The Young Dancers Intensive offers five courses each day, with study in Modern, Ballet, Afro-Modern, Improvisation, Street Styles, Composition and various somatic practices.

To ensure rigor and safety in all classes, students must have a minimum of three years of current and continuous dance training. All dancers take Somatics, Street Styles and Modern Dance Technique, and can design their afternoon schedule from week to week. Students may participate in Ballet, Composition, Contact Improvisation, or different Repertory experiences with visiting artists. Dancers can swap their afternoon courses from week-to-week, creating a diverse and well-rounded experience!

Morning Courses

Somatics – Tristan Koepke

In this morning practice, we will explore foundational concepts of embodiment, alignment, rhythm, community and sustainability as preparation and education for rigorous dancing. We will warm up for the day with a focus on line, flexibility, extension, and strength. This class combines yoga, ballet, breath work, martial arts, contact improvisation, and movement integration.  Additionally, we will learn tools for recovery and injury prevention, and most importantly, wake up to the vast potential our dancing bodies hold. 

Contemporary Practice – Alfonso Cervera

Poc-Chuc Danza Contemporanea: A Mexican American hybrid movement dance form that exchanges knowledge between Ballet Folklorico, Afro-Latine social dances, and release technique, to experiment with the possibilities of how these forms intersect, challenge, and collaborate with one another. The practice of Poc-Chuc intentionally works to offer new choreographic methods, techniques, and perspectives in theory and physical embodiment. This class will be a fusion of these various techniques that will ask us to learn various diasporic sequences, rhythms, and intentionality’s of how and why we dance these forms. Be ready to sweat and to offer your full self to the community that is embodying this practice.

Contemporary Practice – Kristin O’Neal

Considering the weight of our bones to activate deep core muscles, we will invite ease and efficiency into our movement while conditioning thoughtfully and readying the body for the myriad physical relationships that contemporary modern dance asks of us.  We will sense all surfaces of our bodies in contact with the floor, noticing anchor points of stability to find freedom of movement in our joints and in space with others, while sliding, swinging, suspending, falling, pouring, gliding and all the things that inspire us along the way.
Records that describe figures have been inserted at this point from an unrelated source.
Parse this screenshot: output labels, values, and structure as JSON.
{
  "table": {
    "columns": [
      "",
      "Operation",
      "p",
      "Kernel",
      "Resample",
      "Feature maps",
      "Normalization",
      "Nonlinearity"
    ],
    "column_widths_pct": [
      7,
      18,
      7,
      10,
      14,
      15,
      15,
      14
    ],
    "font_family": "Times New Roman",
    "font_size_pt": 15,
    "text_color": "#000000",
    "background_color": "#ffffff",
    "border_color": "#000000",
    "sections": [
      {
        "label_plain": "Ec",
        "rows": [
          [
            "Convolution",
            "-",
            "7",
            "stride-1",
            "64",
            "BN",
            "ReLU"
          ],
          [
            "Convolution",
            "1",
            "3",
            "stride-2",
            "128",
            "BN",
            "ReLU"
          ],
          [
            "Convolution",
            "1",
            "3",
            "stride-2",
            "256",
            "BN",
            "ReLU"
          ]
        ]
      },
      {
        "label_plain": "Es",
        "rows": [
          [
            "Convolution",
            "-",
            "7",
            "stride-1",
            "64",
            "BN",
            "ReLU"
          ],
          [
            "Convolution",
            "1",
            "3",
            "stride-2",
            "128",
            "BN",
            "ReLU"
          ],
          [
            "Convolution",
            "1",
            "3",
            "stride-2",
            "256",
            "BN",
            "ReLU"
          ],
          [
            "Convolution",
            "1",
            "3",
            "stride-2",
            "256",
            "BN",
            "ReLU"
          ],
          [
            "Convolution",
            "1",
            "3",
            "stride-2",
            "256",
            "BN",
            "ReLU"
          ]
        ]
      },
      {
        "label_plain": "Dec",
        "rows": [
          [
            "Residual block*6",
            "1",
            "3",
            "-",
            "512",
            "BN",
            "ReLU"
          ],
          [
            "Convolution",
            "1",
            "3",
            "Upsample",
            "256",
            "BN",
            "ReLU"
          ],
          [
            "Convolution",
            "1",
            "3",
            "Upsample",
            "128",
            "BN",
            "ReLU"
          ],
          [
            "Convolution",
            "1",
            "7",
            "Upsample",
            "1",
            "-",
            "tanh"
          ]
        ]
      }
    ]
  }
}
Street Styles – Brandon Allen Juezan-Williams, Allie James

Street Dance is a cultural art form with a rich history. In this class, students will learn the vocabulary techniques of various street styles including Hip Hop, House, and Krump along with their associated historical contexts. Additionally, students will explore street dance composition through choreography, as well as express their individuality and creative freedom through the art of freestyle dance.

Afternoon Courses

Ballet – Martha Tornay

This class will begin with a gentle and thorough barre and escalate to more physically challenging
movements in the center. By staying present to the moment, and honing into the needs of the
participants, students will gain something to take out of the studio with them, thus allowing ballet to
be a functional addition to their physical practice. This class is suitable for advanced beginners as
well as more advanced dancers who want to revisit ballet basics.

Composition  – Laquimah VanDunk

Dance Composition through PLAY!

Class strives to build community, push movement invention and experience making, as a participant and an observer. We will work in tandem to develop skills in observing dance and learning how to articulate responses to what we see both verbally and in writing.

We will challenge our physical and creative endurance, while striving to create an open and honest environment that motivates hard work and individual research in finding the quality of the performance the movement demands.

This class relies heavily on game play, improvisation, collaboration and various art mediums as choreographic devices.

Repertory – Junichi Fukuda

Week 1

This repertory course provides a studio-based practice focusing on developing technical expertise, expressive range, and stylistic clarity from the choreographer’s lens. Students will learn and perform a short dance work encouraging rich, subtle, and stylistically accurate renditions of choreography while engaging students in collaborative learning.

Repertory – Laura Osterhaus

Week 2

This repertory course will consist of the remounting of CUSP, an original work premiered in 2022. CUSP uses both set choreography and improvisation to explore the notion of being on the verge of great change. This creative process will give dancers the opportunity to find themselves and their artistry within the structure of a previously set work that involves slowness, hyper-musicality, active listening, and sense of groove to bring the performer’s attention to the possibility of the present moment. CUSP is a contemporary dance piece with heavy influence of Hip-Hop, House, and authentic jazz vocabulary and values.